Among those emailing me was Tim Scheidler, who had a question about the origins of his surname line’s immigrant.

His great-great-grandfather Georg or George Scheidler arrived in America in 1844 from Bremen. In my lecture I had mentioned the Hamburg embarkation lists and Scheidler asked whether there was anything similar for Bremen but the short answer is that there is not.

The passenger arrival list in Baltimore said his place of origin was Wolldorf and Scheidler said a naturalization paper indicated his origin as Saxony, which can mean any number of areas in Germany.

I thought the spelling “Wolldorf” was a little off and suggested Wahldorf or Walddorf as alternatives, and two of them turned up in MeyersGaz.org (the electronic version of the leading geographical dictionary of the Second German Empire) in the Kingdom of Saxony. I had to use the MeyersGaz “sounds like” feature to get those results since the regular search is spelling-sensitive.

That might have been put down as “case solved,” but then Scheidler sent me a couple more documents, including the original of the naturalization paper, and that gave me better information to go on.

 In the renunciation section of the naturalization, it indicated that he was renouncing his allegiance to “Barnhart, King of Saxony.”

That led me on a Wikipedia search for such a monarch in the 19th century and at first was coming up empty for sovereigns of the actual Kingdom of Saxony. I eliminated the Prussian territory of Saxony since then the sovereign would have been listed as the King of Prussia.

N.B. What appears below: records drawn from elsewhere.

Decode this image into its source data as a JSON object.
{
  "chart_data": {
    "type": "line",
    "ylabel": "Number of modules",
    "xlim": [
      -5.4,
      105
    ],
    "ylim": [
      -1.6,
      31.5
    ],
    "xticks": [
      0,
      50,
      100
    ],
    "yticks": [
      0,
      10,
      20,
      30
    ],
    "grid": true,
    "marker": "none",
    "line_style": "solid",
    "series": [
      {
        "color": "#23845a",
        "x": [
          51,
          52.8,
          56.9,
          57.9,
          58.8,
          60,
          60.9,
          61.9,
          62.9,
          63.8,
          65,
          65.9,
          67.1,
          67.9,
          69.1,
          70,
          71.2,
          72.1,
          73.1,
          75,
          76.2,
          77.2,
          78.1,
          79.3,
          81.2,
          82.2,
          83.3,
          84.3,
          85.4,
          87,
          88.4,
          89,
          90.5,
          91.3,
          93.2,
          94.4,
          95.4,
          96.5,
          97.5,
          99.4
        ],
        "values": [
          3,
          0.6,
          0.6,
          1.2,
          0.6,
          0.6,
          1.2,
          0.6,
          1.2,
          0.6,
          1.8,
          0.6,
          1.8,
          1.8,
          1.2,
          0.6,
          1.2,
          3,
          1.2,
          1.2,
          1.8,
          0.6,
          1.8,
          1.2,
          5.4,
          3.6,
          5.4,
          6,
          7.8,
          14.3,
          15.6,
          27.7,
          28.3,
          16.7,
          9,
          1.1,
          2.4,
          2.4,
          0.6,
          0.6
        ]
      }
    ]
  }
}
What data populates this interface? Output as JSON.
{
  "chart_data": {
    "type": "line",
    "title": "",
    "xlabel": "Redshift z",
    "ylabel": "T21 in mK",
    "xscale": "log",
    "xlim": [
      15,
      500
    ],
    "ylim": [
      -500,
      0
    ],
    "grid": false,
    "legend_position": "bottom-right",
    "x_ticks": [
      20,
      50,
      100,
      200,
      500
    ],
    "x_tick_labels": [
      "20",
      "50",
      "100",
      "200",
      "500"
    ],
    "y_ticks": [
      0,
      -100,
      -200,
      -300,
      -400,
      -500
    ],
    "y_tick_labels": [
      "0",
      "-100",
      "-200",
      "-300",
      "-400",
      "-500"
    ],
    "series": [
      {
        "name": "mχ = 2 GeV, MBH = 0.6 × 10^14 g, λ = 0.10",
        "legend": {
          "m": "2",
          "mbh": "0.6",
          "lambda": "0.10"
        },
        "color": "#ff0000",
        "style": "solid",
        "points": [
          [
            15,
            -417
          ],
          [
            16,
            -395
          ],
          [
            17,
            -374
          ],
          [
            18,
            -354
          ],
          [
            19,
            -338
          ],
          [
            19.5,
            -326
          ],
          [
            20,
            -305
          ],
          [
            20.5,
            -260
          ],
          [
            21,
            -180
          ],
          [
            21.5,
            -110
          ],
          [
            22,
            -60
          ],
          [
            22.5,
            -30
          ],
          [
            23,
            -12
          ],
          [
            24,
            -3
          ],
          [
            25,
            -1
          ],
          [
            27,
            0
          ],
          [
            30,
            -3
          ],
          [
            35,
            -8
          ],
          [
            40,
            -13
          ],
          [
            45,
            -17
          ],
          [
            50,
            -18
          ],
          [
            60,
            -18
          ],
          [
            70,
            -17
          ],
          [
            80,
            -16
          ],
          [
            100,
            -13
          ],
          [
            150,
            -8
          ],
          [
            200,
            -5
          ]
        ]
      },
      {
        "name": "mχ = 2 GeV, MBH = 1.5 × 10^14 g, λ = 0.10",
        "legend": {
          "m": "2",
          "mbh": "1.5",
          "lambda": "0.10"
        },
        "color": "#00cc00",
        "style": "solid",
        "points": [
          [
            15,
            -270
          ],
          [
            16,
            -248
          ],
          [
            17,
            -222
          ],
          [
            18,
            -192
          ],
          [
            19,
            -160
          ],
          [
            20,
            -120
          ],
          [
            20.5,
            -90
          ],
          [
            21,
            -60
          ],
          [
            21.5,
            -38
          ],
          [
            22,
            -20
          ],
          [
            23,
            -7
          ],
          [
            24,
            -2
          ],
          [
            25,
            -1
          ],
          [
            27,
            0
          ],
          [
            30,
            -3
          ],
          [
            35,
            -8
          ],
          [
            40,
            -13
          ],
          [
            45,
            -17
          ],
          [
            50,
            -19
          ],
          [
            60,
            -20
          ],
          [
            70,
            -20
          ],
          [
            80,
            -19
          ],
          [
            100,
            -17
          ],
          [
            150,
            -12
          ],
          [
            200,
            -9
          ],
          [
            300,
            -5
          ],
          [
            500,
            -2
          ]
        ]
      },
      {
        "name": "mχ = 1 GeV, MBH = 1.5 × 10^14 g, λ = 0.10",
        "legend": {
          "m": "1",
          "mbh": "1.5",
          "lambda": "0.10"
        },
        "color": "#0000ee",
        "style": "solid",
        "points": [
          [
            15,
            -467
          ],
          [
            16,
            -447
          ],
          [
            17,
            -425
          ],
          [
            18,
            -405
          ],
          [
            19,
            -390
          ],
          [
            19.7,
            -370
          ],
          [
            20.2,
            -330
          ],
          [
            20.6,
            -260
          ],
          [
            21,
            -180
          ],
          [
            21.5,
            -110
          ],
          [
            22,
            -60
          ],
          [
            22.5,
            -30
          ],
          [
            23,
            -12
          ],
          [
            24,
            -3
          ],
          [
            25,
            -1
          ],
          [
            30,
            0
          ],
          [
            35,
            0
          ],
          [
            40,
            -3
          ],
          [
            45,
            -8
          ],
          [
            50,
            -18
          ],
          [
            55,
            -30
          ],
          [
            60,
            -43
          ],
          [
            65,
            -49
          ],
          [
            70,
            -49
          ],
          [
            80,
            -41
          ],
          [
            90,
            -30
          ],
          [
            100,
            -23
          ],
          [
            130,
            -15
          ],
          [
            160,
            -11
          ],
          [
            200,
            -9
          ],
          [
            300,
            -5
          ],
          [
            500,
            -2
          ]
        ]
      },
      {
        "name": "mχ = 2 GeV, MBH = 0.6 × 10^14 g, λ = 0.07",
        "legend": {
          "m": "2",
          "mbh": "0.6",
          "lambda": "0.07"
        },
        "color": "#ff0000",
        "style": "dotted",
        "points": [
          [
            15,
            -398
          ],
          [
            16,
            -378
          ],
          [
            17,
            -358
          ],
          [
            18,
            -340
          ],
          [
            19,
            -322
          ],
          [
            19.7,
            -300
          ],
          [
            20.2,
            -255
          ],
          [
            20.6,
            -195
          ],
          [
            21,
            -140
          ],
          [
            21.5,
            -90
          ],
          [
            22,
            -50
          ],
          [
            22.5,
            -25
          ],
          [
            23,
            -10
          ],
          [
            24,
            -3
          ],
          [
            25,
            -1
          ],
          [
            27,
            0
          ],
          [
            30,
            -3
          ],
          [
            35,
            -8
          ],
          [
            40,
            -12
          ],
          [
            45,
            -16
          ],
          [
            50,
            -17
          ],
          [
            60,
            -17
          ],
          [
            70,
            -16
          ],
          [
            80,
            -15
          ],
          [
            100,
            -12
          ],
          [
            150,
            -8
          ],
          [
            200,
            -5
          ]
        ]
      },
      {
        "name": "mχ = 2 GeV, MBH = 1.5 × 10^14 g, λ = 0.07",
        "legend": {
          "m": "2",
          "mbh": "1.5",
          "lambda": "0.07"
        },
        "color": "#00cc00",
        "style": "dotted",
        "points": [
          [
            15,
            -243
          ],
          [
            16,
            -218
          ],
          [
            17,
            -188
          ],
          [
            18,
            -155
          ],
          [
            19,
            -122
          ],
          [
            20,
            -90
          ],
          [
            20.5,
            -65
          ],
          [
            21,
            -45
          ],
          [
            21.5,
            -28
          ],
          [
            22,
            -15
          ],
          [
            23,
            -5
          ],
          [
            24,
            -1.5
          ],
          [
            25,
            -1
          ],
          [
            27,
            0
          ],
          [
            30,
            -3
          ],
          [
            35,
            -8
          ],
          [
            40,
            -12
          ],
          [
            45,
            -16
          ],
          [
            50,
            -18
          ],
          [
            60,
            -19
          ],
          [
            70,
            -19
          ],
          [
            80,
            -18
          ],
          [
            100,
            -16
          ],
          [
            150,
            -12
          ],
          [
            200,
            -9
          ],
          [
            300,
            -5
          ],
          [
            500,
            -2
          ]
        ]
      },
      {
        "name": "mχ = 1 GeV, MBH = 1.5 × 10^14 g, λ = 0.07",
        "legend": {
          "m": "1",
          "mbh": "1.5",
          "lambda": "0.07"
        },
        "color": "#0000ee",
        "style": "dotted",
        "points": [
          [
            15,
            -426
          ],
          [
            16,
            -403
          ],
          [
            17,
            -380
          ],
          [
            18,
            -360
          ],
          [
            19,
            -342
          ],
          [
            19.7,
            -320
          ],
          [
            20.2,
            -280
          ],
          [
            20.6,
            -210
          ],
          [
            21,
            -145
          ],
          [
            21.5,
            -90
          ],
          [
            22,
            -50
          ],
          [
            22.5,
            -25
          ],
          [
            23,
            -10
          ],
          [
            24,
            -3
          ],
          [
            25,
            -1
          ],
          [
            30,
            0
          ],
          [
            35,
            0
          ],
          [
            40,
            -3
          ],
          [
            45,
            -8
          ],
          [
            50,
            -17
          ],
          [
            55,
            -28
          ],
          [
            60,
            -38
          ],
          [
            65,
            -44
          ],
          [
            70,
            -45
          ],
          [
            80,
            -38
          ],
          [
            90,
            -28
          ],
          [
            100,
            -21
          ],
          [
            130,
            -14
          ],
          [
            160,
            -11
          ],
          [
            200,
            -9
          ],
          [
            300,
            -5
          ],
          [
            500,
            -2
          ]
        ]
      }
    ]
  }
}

But recall how much of Germany had some sort of “Saxony” in its name? The so-called “Saxon duchies,” microstates in what is now Thuringia, seemed to be another option.

And sure enough, I was able to find a Bernhard (variant of Barnhart) who was Duke of Saxe-Meiningen. And, also sure enough, MeyersGaz showed a Walldorf in that state! Best of all, the Protestant church records for this Walldorf are available on Archion.de, the Protestant church records supersite in Germany.

 I did have to disappoint Scheidler on one item, though: Family lore indicated that the family was from the Schwarzwald (the most famous “Black Forest” in Germany, though there may be others), but it is nowhere close to any of the Saxonies.

Scheidler thanked me after that. “This has been an ongoing question for at least 65 years of research that I know of,” he said.